Review: We have a lot of killing, a confusing story, and stupid looking outfits, what more could a gamer ask for?
If you have the means, construct a Quake mod where you have no other weapons save the axe. Were you to then add distinctly odd character designs, and an intricately ridiculous Japanese plot, you'd get Maken X, a "first-person slasher" that is, if nothing else, unique.
At the beginning of the game, we meet Dr. Hiro Sagami, a world-renowned expert on "psi," the energy of the human spirit. Sagami has constructed Maken, an artificial life, which just so happens to look kind of like a sword. Maken has the ability to extract and modify psi, which in turn allows it to "brainjack" people, possessing them. Suddenly, after Maken's awakening, Sagami's laboratory is attacked by what would appear to be a traveling freakshow. To try and save him, Sagami's daughter Kay grabs Maken and goes after his attackers. Kay is thus swept up in a plot to take over the world, masterminded by the mysterious Geist. Only Maken, who you control, and Kay, who shares a strange bond with the sword, can stop Geist, and in so doing, save Dr. Sagami.
Clearly, this will involve dicing a great many people. It always does. Maken X, as I said at the beginning of the review, is a first-person action game. In gameplay sequences, you'll jump about a bit and solve the occasional puzzle, but most of your time will be spent hitting other people (if strange bondage ninjas can be called "people") with melee weapons. This part of the game is fluidly animated, expertly programmed, and has a very good learning curve; the first couple of levels are easy, thus allowing you to get a feel for the play control, but starting with the third level, an abandoned temple in India, the game will begin attempting to cave in your face for you.
The "hook" here, so to speak, besides first-person swordplay, is that Maken can possess certain people. As the manual explains, Maken does so by modifying the psi of a given target, so the target retains his or her abilities and memories; hence, each character you control has different abilities and specialties. Kay, for example, is a straight and unimaginative swordfighter, while Haken Audrey, who Kay eviscerates at the end of the first level and Maken subsequently brainjacks, is a polearm-wielding freak with some kind of missile weapon in his tongue. This adds a bit of strategy and variety to the game, which would otherwise become a bit monotonous.

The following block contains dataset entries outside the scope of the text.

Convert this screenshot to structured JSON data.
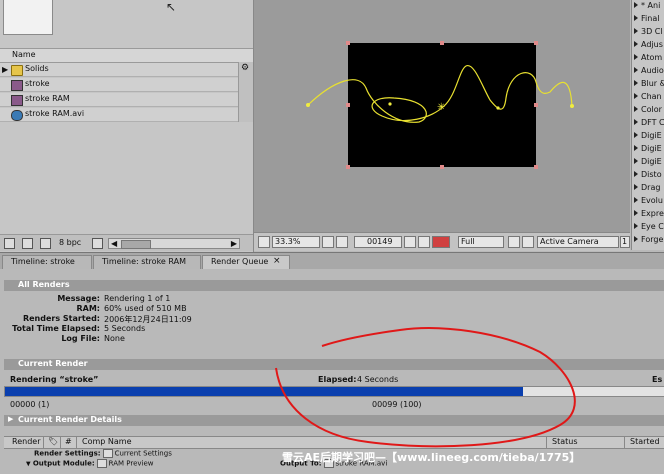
{
  "project": {
    "column_name": "Name",
    "items": [
      {
        "label": "Solids",
        "type": "folder"
      },
      {
        "label": "stroke",
        "type": "composition"
      },
      {
        "label": "stroke RAM",
        "type": "composition"
      },
      {
        "label": "stroke RAM.avi",
        "type": "footage"
      }
    ],
    "bpc": "8 bpc"
  },
  "viewer": {
    "zoom": "33.3%",
    "timecode": "00149",
    "resolution": "Full",
    "camera": "Active Camera",
    "views": "1"
  },
  "effects": [
    "* Ani",
    "Final",
    "3D Cl",
    "Adjus",
    "Atom",
    "Audio",
    "Blur &",
    "Chan",
    "Color",
    "DFT C",
    "DigiE",
    "DigiE",
    "DigiE",
    "Disto",
    "Drag",
    "Evolu",
    "Expre",
    "Eye C",
    "Forge"
  ],
  "tabs": [
    {
      "label": "Timeline: stroke"
    },
    {
      "label": "Timeline: stroke RAM"
    },
    {
      "label": "Render Queue",
      "active": true,
      "close": "×"
    }
  ],
  "render_queue": {
    "all_renders_title": "All Renders",
    "message_label": "Message:",
    "message": "Rendering 1 of 1",
    "ram_label": "RAM:",
    "ram": "60% used of 510 MB",
    "started_label": "Renders Started:",
    "started": "2006年12月24日11:09",
    "elapsed_label": "Total Time Elapsed:",
    "elapsed": "5 Seconds",
    "log_label": "Log File:",
    "log": "None",
    "current_render_title": "Current Render",
    "rendering": "Rendering “stroke”",
    "cur_elapsed_label": "Elapsed:",
    "cur_elapsed": "4 Seconds",
    "est_label": "Es",
    "progress": 0.785,
    "start_frame": "00000 (1)",
    "current_frame": "00099 (100)",
    "details_title": "Current Render Details",
    "columns": {
      "render": "Render",
      "hash": "#",
      "comp_name": "Comp Name",
      "status": "Status",
      "started": "Started"
    },
    "render_settings_label": "Render Settings:",
    "render_settings": "Current Settings",
    "output_module_label": "Output Module:",
    "output_module": "RAM Preview",
    "output_to_label": "Output To:",
    "output_to": "stroke RAM.avi"
  },
  "watermark": "雪云AE后期学习吧—【www.lineeg.com/tieba/1775】",
  "colors": {
    "progress": "#0a3fae",
    "annotation": "#e01818",
    "spline": "#e8e030"
  }
}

Speaking of monotony, each level is broken up by a long series of story sequences, each of which is, by my watch, five hundred years long. Fortunately, you can skip through them with the B button, as well you should, or you will probably grow old and die in front of your Dreamcast. That and the utterly horrible character designs in Maken X are my only two real criticisms of the game.
Everyone in Maken X, with the exceptions of Kay, Anne, her father, and Kou, looks utterly, mystifyingly, brain-meltingly stupid. It's like the guy who made the last Fatal Fury movie got turned loose on a video game; it's like having to sit through one of those Parisian fashion shows where the models are wearing clothing no non-model in their right mind would ever wear. "Asinine" comes close, but the English language is almost insufficient to convey the horror which the Maken X character design instills in me. It makes Vagrant Story look like Final Fantasy 8. It makes Yoshitaka Amano look like John Cassaday. Maken X is the standard-bearer for the horrible marching armies of Fruity Character Design, and there can be no excuse.